Moraes - O Brasil desperdiça demais os potenciais regionais. Temos estados, como o Rio Grande do Sul, com potencial cultural e econômico equivalente a várias nações expressivas. Tivemos ondas de centralização no Brasil, em 1930, em 1964 e, inclusive, em 1988. As receitas em posse da União só aumentaram. Precisamos reverter isso. Na esfera estadual, temos um esvaziamento do interior do Rio Grande do Sul, que só alimenta ainda mais esse potencial centralizador. Penso que dar mais liberdade de escolha econômica para as regiões seria mais efetivo do que Brasília escolher por eles.
JC - Liberdade em que sentido?
Moraes - Se você olha para o Rio Grande do Sul, qual seria a fonte do desenvolvimento? O setor público está restrito. O setor privado, a renda per capita é baixa. Resta o financiamento externo. Temos importantes parceiros que podemos buscar. O Rio Grande do Sul tem alinhamento com a China, com a Alemanha. O Japão e a Coreia do Sul estão desafiados pelo gigante chinês, à procura de parceiros mundo afora. São todas alternativas para financiar o desenvolvimento econômico do Brasil e, em especial, do Sul do Brasil. O País poderia dar liberdade para que os estados escolhessem quem são aqueles parceiros que são suas prioridades.

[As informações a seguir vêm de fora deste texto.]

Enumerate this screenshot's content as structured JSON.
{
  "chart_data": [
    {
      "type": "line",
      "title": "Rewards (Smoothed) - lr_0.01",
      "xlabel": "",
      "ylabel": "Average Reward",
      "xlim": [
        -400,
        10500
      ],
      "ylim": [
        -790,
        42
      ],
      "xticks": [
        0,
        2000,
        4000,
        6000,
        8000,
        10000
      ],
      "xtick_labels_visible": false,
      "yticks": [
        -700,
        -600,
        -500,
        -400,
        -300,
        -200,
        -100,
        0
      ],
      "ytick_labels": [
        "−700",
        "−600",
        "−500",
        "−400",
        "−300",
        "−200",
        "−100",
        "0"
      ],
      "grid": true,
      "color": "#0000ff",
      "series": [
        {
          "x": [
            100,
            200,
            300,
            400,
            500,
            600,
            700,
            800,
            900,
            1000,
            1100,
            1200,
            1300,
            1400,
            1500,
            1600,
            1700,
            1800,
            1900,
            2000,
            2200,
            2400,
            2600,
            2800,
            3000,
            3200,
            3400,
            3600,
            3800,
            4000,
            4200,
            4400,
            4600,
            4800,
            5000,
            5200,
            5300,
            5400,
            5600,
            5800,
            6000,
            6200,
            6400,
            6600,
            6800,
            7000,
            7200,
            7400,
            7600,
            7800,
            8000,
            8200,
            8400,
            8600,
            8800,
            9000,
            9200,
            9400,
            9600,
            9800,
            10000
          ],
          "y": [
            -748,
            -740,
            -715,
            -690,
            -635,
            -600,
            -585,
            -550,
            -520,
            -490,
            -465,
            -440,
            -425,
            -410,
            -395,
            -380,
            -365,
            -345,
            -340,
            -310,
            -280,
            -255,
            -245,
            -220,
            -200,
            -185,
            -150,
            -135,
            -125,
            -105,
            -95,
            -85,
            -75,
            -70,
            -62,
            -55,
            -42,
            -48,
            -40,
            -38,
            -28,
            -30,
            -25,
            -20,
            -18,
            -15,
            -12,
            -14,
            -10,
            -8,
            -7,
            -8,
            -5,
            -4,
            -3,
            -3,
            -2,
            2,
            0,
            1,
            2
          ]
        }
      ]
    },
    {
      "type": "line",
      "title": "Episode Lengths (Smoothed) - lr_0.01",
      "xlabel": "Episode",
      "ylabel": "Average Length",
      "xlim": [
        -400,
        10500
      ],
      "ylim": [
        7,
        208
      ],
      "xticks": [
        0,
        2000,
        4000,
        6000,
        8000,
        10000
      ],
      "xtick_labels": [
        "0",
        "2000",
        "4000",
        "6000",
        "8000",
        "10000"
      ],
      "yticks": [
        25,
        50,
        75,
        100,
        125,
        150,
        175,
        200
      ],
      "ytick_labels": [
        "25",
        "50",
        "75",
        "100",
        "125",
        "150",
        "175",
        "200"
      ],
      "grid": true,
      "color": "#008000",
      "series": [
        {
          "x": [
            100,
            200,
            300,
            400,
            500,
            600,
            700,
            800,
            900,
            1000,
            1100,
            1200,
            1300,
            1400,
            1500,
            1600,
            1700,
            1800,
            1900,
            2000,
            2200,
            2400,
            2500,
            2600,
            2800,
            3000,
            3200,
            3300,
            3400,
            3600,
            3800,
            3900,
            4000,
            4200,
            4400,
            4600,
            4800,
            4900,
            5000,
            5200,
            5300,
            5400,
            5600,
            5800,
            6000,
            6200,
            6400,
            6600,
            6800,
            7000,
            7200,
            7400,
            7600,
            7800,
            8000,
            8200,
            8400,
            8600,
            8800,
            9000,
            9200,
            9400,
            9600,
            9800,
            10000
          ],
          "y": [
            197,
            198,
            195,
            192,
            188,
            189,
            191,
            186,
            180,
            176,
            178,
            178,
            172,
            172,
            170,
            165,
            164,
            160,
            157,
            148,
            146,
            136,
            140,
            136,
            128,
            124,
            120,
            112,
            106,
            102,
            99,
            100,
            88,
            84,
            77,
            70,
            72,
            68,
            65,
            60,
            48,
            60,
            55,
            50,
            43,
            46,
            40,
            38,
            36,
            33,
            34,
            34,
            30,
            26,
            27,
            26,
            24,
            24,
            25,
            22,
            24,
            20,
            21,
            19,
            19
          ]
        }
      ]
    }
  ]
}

JC - Que alternativas tem o Rio Grande do Sul, para além de administrar a crise?
Moraes - Infelizmente, o setor público gaúcho vai ter essa preocupação de gestão de caixa por mais anos. O que o governo precisa fazer é liderar novas soluções. Temos várias iniciativas muito criativas, o Estado tem sido um polo de inovação muito importante. Temos um polo de pesquisa em saúde, parques tecnológicos, temos fintechs e bancos que nasceram no Rio Grande do Sul. Ainda me parece uma economia pujante do ponto de vista de soluções modernas. Cabe sair desse discurso de crise, que vai ter que ser gerida, e articular o setor privado para que a criatividade aflore.
JC - Qual o papel da descentralização das universidades nesses esforços?
Moraes - São uma rede muito importante. Mas há um problema crônico, que tem que ser pensado com carinho. Normalmente, atraímos estudantes, formamos nessas localidades do Interior, mas eles optam por exercer a profissão em outras partes. O ciclo não está totalmente completo. O papel importantíssimo aí será das incubadoras e aceleradoras de startups. Por aí, talvez as universidades possam reter os estudantes e gerar desenvolvimento local.